Gumbel search (Danihelka et al., "Policy improvement by planning with Gumbel", ICLR 2022) replaces root selection entirely:

  1. Sample Gumbel(0,1) noise for each legal action.
  2. Select the top-m actions by gumbel(a) + logit(a).
  3. Allocate simulations via Sequential Halving -- repeatedly halve the candidate set, giving each survivor equal budget.
  4. Compute an improved policy from softmax(logit + value_scale * Q_completed).

Below the root, standard PUCT guides tree traversal. The result is a policy that provably improves with more simulations -- every additional simulation makes the output at least as good.

The GumbelEvaluator trait

Gumbel search needs policy logits and a value estimate from your evaluator. The trait is simpler than the core crate's Evaluator -- one method, no search handles.

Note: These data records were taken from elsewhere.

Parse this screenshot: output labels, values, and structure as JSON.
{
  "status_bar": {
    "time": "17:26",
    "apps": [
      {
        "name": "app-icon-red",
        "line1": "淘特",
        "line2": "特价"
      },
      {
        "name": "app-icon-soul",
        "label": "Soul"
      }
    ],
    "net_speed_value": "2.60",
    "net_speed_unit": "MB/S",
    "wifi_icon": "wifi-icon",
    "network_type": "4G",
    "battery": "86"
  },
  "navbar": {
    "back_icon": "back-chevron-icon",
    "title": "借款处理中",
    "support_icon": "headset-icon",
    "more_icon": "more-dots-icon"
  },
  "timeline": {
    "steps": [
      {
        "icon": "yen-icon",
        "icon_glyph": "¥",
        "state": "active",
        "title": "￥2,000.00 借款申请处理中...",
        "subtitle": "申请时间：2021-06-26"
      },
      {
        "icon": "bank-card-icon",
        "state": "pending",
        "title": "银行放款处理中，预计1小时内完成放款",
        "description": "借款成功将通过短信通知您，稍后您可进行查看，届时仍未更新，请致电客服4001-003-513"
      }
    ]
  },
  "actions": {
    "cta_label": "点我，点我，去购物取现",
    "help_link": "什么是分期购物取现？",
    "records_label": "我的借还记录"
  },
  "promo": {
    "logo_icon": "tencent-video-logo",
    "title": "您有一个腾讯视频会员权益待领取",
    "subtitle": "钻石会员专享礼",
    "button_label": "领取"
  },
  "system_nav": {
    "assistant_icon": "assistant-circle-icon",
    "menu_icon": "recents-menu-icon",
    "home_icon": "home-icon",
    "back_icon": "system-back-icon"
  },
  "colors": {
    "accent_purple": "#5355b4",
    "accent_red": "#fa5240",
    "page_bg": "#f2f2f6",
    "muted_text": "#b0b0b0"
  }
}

pub trait GumbelEvaluator<G: GameState>: Send {
/// Returns (logits, value) where:
/// - logits: one f64 per move (unnormalized log-probabilities)
/// - value: state value for the current player, in [-1.0, 1.0]
fn evaluate(&self, state: &G, moves: &[G::Move]) -> (Vec<f64>, f64);
}

Logits are unnormalized log-probabilities -- the search applies softmax internally. The value is from the current player's perspective, bounded to [-1.0, 1.0]. For a neural network, these map directly to the policy and value heads. For a heuristic, return uniform logits (vec![0.0; moves.len()]) and a heuristic score.

Build a Nim evaluator

Nim from tutorial 03: a pile of stones, take 1 or 2 per turn, last stone wins. The theory is simple -- a position is losing if and only if stones % 3 == 0. This gives us a clean heuristic evaluator to test with.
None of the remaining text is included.